Ruderte in Dortmund wie entfesselt: Mahni Fatahi.
Ruderte in Dortmund wie entfesselt: Mahni Fatahi. © Foto: privat
Dortmund/Ulm / swp 06.12.2018

Wo stehe ich augenblicklich, wie sind meine Chancen aufs Nationalteam? Antworten darauf liefert die Kaderüberprüfung des Deutschen Ruderverbandes (DRV). Wie immer stand die individuelle Leistung auf dem Ergometer, sowie die im Kleinboot auf dem Prüfstand. Und hier, über die 6 km auf dem Dortmund-Ems-Kanal, setzte sich Mahni Fatahi aus Ulm im Feld der 34 Leichtgewichtsruderer in 23:26 durch und wurde Erster. Vor allem sein gutes Stehvermögen half dem 22-jährigen, den letzten Kilometer wie entfesselt zu rudern.

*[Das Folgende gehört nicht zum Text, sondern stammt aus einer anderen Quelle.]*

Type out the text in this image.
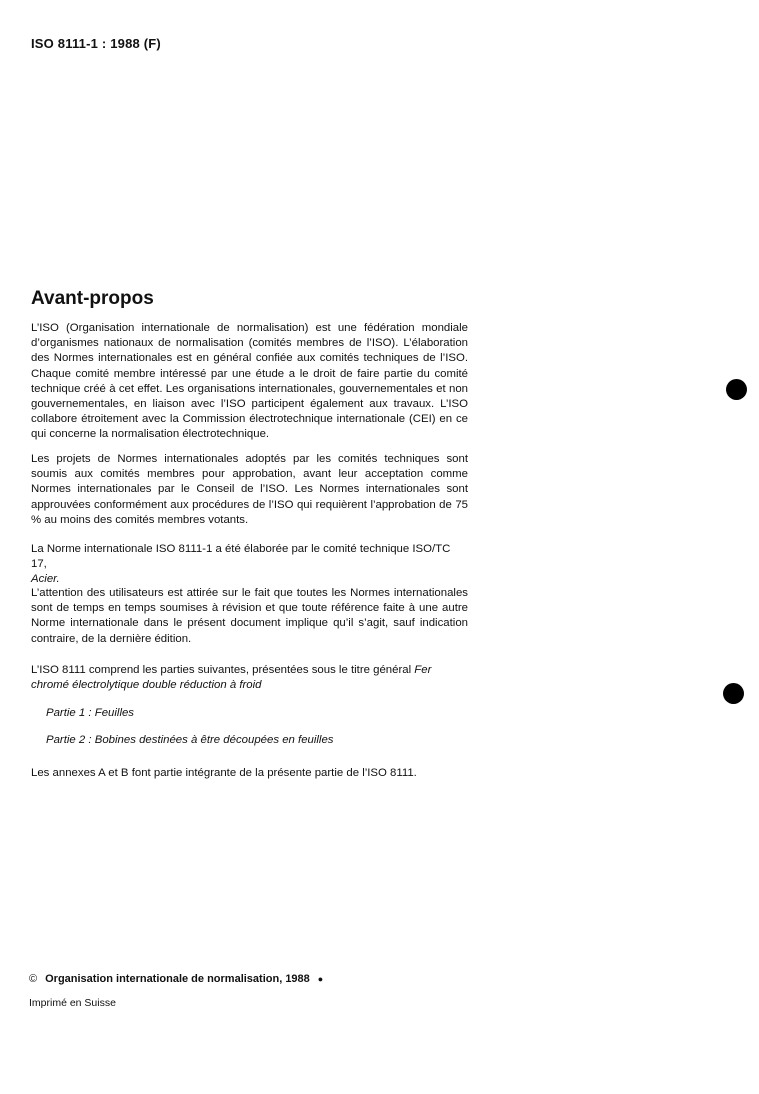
ISO 8111-1 : 1988 (F)
Avant-propos

L’ISO (Organisation internationale de normalisation) est une fédération mondiale d’organismes nationaux de normalisation (comités membres de l’ISO). L’élaboration des Normes internationales est en général confiée aux comités techniques de l’ISO. Chaque comité membre intéressé par une étude a le droit de faire partie du comité technique créé à cet effet. Les organisations internationales, gouvernementales et non gouvernementales, en liaison avec l’ISO participent également aux travaux. L’ISO collabore étroitement avec la Commission électrotechnique internationale (CEI) en ce qui concerne la normalisation électrotechnique.

Les projets de Normes internationales adoptés par les comités techniques sont soumis aux comités membres pour approbation, avant leur acceptation comme Normes internationales par le Conseil de l’ISO. Les Normes internationales sont approuvées conformément aux procédures de l’ISO qui requièrent l’approbation de 75 % au moins des comités membres votants.

La Norme internationale ISO 8111-1 a été élaborée par le comité technique ISO/TC 17,
Acier.

L’attention des utilisateurs est attirée sur le fait que toutes les Normes internationales sont de temps en temps soumises à révision et que toute référence faite à une autre Norme internationale dans le présent document implique qu’il s’agit, sauf indication contraire, de la dernière édition.

L’ISO 8111 comprend les parties suivantes, présentées sous le titre général Fer chromé électrolytique double réduction à froid

Partie 1 : Feuilles

Partie 2 : Bobines destinées à être découpées en feuilles

Les annexes A et B font partie intégrante de la présente partie de l’ISO 8111.

© Organisation internationale de normalisation, 1988 ●
Imprimé en Suisse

Dass der Chemiestudent auf dem Ergometer zudem eine persönliche Bestleistung hinlegte, rundete für ihn die Dortmunder Tage vollends ab. „Ich wollte auf dem Ergometer alles geben. Dass es danach im Einer zum Sieg reicht, damit habe ich nicht gerechnet“, freute er sich.

Der Leistungssprung des Ulmers stieß bei den verantwortlichen Bundestrainern auf eine positive Resonanz. Fatahi gehört nun zu einem sechsköpfigen Kreis, aus dem der Verband den leichten Doppelzweier für Tokio bilden will. Durch die Aufnahme in das Sextett der Olympia-Aspiranten wird der Ulmer künftig bei allen zentralen Trainingsmaßnahmen mit dabei sein. Im olympischen Ruderprogramm gibt es nur eine Bootsgattung für Leichtgewichtsruderer. Für alle, die nicht über das Gardemaß verfügen, ist das die einzige Chance auf eine Olympiateilnahme.

Einen Start in Tokio strebt auch die Ulmer Juniorin Clara Oberdorfer an. Allerdings sind hier nicht die Olympischen Spiele gemeint, sondern die Junioren-WM, die 2019 als Olympia-Generalprobe ausgetragen wird. Auf dem Dortmund-Ems-Kanal ruderte sie mit ihrer neuen Partnerin Luisa Gathmann (Rheinfelden) auf den zweiten Platz.